Isaac/Yitzak is not to be considered a “sacrificial lamb” (‘human sacrifice’ he might have become, but lamb, he definitely was not).   No ifs and buts about it, he was to be offered as an actual human sacrifice.  

 

What???   Isn’t human sacrifice  an abomination to the God of the TNK!? So why does He require it from the first of Israel’s Patriarchs from whom would issue a special line of people yet to be formed into the nation of Israel?  Why nip the bud in the 2nd generation?  Precisely . . . surely Abraham must have thought the same.

 

Already, many questions crop up,  for starters:

  • What was the purpose of ‘offering’ a ‘firstborn’?
  • Isaac is the first of the 2nd generation that was supposed to perpetuate the chosen line.
  • Was Abraham sooooooo certain it was only a test and therefore goes through the motions just to show his faith in this God who is now requiring him to give up a promised son?
  • Did Sarah know about this at all and what could she have thought as the only unfertile woman in her old age, in her generation, in her culture, who miraculously gave birth to a son; was her faith in Abraham’s God as strong and logical as husband’s? 
  • And what about Isaac, what was he thinking all the while, for according to the text, he did not know until  . . .well . . .until he was being placed on the altar as THE sacrifice? 

 

Let us remember that at this time the Torah had not yet been given and no Tabernacle existed where ‘offerings’ were required for different reasons (read Leviticus and Numbers for details).  So what would have been the purpose this early?  The pagan cultures were all into ‘sacrifices’ and particularly the sacrifice of innocent babies and virgins to appease their gods.

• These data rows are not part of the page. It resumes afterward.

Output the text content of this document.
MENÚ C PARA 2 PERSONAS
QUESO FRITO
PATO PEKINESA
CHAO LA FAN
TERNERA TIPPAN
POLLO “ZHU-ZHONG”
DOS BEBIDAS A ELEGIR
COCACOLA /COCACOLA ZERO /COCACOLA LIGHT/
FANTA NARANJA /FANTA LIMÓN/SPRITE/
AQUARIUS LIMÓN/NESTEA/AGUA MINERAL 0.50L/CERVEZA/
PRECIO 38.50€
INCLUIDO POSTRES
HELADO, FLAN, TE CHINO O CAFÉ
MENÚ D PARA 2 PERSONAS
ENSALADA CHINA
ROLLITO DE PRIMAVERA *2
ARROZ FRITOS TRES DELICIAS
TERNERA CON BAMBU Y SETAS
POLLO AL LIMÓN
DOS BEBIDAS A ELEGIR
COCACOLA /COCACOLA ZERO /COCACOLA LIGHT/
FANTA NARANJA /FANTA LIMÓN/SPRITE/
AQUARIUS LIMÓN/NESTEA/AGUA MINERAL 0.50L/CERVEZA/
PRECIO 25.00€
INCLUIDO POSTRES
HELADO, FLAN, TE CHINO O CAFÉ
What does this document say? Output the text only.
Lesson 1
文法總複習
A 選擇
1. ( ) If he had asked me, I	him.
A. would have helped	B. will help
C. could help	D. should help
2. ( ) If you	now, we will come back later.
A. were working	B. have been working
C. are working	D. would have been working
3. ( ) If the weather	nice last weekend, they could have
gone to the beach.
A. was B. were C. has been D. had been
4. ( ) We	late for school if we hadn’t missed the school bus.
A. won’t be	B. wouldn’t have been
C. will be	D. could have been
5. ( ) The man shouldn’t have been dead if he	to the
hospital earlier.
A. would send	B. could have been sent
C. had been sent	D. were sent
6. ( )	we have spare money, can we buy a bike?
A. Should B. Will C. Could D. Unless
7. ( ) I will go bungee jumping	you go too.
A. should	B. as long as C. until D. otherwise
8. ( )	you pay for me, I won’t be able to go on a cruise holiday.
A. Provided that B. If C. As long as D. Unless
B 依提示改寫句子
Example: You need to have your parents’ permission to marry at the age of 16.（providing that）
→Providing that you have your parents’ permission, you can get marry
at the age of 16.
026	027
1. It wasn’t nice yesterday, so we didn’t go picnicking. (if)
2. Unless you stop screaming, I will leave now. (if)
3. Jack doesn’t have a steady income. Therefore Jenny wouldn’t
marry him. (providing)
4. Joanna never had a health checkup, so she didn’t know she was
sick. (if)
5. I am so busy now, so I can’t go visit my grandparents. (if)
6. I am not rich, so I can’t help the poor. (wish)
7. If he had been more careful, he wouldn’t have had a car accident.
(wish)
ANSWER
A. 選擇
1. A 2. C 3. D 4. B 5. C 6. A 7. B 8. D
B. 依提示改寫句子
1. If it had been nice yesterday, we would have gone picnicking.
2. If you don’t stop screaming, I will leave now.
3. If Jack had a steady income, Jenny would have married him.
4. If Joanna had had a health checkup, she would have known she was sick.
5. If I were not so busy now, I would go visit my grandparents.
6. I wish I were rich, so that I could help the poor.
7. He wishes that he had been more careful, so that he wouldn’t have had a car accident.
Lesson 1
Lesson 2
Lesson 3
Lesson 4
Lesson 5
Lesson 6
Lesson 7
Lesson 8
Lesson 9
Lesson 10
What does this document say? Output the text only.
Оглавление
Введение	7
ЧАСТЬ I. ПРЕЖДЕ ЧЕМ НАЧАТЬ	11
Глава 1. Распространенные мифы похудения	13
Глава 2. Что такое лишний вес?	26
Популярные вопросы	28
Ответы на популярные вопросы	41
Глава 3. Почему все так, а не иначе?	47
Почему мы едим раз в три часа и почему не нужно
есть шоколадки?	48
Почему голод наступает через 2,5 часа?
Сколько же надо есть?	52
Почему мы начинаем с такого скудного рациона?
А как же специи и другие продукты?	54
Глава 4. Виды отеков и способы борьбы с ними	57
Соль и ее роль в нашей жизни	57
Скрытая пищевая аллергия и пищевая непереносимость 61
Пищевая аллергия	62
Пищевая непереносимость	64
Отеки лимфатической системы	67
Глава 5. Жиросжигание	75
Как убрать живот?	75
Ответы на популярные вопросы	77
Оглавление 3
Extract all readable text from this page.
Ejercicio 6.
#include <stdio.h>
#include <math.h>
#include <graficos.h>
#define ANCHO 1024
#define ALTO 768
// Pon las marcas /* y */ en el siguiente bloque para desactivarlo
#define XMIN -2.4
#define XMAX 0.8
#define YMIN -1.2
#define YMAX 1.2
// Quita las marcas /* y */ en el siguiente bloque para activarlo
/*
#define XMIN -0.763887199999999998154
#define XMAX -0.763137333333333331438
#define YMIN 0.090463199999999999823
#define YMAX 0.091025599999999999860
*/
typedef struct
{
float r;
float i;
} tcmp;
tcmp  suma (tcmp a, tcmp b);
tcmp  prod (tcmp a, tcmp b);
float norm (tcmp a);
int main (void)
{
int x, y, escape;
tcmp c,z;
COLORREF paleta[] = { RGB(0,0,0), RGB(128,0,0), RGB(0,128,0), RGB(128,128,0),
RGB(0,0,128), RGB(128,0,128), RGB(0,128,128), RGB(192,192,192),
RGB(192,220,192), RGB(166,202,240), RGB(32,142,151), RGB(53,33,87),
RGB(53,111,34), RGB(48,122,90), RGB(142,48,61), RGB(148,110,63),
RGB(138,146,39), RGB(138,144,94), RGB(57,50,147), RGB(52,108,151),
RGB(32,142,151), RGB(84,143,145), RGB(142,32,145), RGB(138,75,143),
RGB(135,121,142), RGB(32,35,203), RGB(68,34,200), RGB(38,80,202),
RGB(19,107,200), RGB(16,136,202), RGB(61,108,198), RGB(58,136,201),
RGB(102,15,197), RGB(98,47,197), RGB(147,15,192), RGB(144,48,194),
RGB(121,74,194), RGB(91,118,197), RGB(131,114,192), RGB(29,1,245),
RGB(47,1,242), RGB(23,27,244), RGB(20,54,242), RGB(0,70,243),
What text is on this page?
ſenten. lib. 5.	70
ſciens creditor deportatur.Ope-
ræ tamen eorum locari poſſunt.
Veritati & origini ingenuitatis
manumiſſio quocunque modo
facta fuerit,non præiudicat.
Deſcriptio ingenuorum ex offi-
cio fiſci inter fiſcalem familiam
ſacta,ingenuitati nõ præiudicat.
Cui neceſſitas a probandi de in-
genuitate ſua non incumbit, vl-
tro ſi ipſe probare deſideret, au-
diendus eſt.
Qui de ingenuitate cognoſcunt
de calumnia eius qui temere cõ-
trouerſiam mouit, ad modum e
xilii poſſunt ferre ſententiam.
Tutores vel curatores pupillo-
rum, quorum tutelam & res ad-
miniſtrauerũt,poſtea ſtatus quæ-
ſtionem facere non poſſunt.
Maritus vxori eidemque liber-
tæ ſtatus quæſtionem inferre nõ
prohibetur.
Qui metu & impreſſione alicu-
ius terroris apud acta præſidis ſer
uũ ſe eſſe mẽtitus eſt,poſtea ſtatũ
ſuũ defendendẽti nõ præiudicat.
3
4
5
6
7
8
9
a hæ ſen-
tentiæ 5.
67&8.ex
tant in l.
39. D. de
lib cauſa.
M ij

The God of Israel hated all of these ignorant offerings and that is why He would straighten it all out in the Torah at the proper time with the chosen custodians of His detailed instructions, if only to both accommodate their tendency for offering but regulate it and eventually redirect it when the Temple itself would be taken out of Jerusalem.

 

But before we lose the focus on the specific topic here — let’s go back to the timing of the required ‘human offering’ of Isaac—

  • pre-Sinai Revelation
  • and pre-Torah
  • and pre-Sanctuary and pre-Levitical priesthood times.
 

Picture Isaac, not a small innocent child as usually depicted, but according to accepted chronology, he was already 37 years old at this time.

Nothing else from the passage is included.